The eldest of the three died of what Yang explains as complications from depression. The focus of the film is not on the distorted fate of the men whom their father sent to the “socialist paradise” in the 1970s to stop them being subjected to discrimination in Japan as “zainichi.” The documentary features Son-hwa, Yang’s niece, who now is a freshman at Kim Il-sung University, who can write letters to her grandmother in fairly correct English.

Son-hwa wears orthodontia braces and sports Mickey Mouse socks and Hello Kitty stationery all sent by her loving grandma. She constantly giggles and babbles but asks her aunt to switch off the camera when she is going to tell her something she does not want to be heard by others.

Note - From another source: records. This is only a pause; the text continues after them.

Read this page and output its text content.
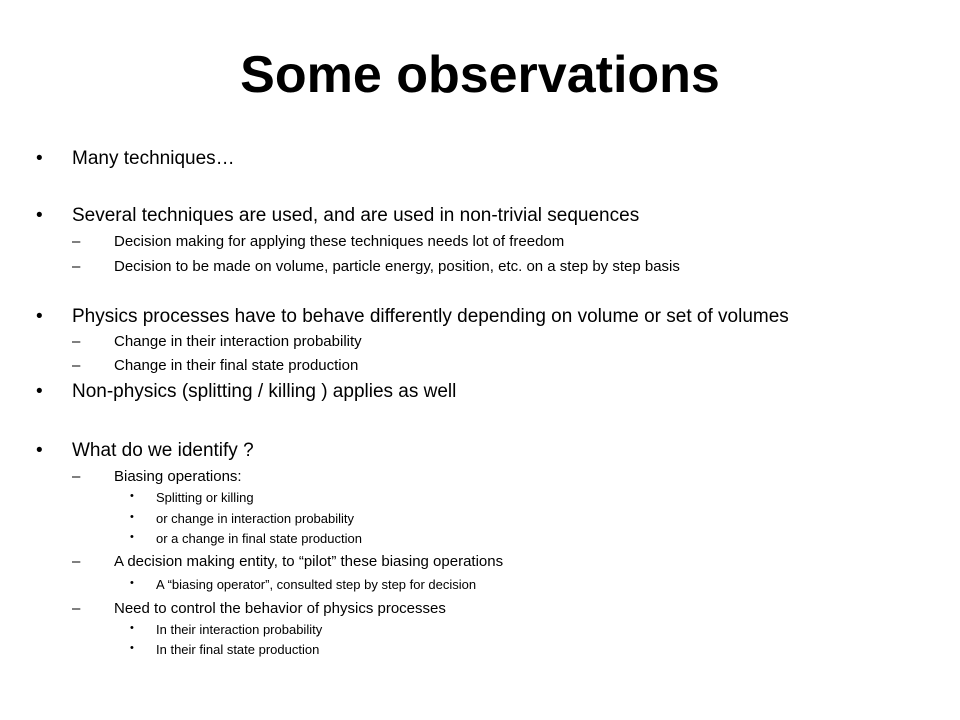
Some observations
• Many techniques…
• Several techniques are used, and are used in non-trivial sequences
– Decision making for applying these techniques needs lot of freedom
– Decision to be made on volume, particle energy, position, etc. on a step by step basis
• Physics processes have to behave differently depending on volume or set of volumes
– Change in their interaction probability
– Change in their final state production
• Non-physics (splitting / killing ) applies as well
• What do we identify ?
– Biasing operations:
• Splitting or killing
• or change in interaction probability
• or a change in final state production
– A decision making entity, to “pilot” these biasing operations
• A “biasing operator”, consulted step by step for decision
– Need to control the behavior of physics processes
• In their interaction probability
• In their final state production
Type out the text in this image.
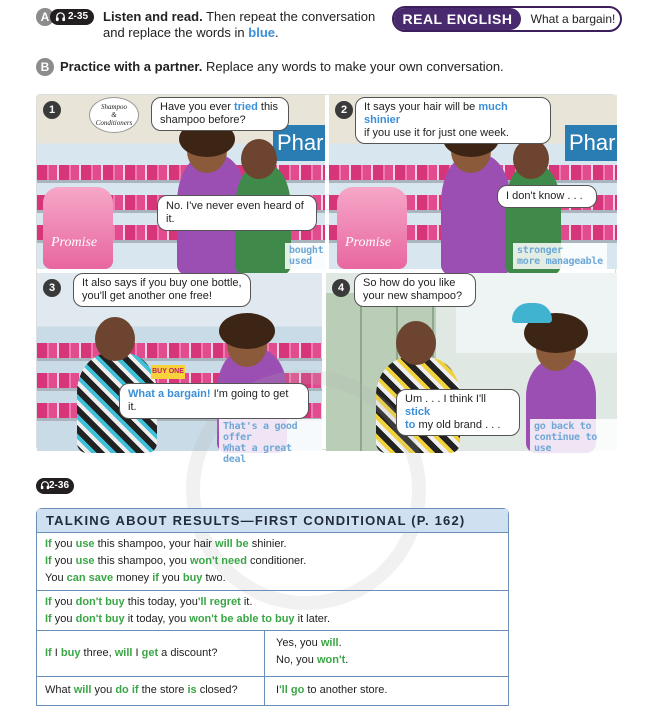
A	2-35	Listen and read. Then repeat the conversation
and replace the words in blue.
REAL ENGLISH	What a bargain!
B Practice with a partner. Replace any words to make your own conversation.
Phar
Promise
1	Shampoo
&
Conditioners
Have you ever tried this
shampoo before?
No. I've never even heard of it.
bought
used
Phar
Promise
2	It says your hair will be much shinier
if you use it for just one week.
I don't know . . .
stronger
more manageable
BUY ONE
3	It also says if you buy one bottle,
you'll get another one free!
What a bargain! I'm going to get it.
That's a good offer
What a great deal
4	So how do you like
your new shampoo?
Um . . . I think I'll stick
to my old brand . . .	go back to
continue to use
2-36
TALKING ABOUT RESULTS—FIRST CONDITIONAL (P. 162)
If you use this shampoo, your hair will be shinier.
If you use this shampoo, you won't need conditioner.
You can save money if you buy two.
If you don't buy this today, you'll regret it.
If you don't buy it today, you won't be able to buy it later.
If I buy three, will I get a discount?
Yes, you will.
No, you won't.
What will you do if the store is closed?	I'll go to another store.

When she was taken to a big restaurant, she struggles to choose from a variety of Korean and foreign dishes, as she confesses to having never visited a place like that before.

Yang’s first visit to Pyongyang was 13 years ago. Her family in Osaka was able to visit North Korea occasionally but none of the three brothers was allowed to return to Japan. Yang herself cannot go to North Korea again because her first film, “Dear Pyongyang,” which won awards at Sundance and Berlin film festivals, irked North Korean authorities.

The film contains no politics. One just feels the reality from Yang’s narration praising her sister-in-law for being able to do all household chores in just two hours a day while water comes from the faucet, and Son-hwa’s exclamation at a power stoppage during filming indoors.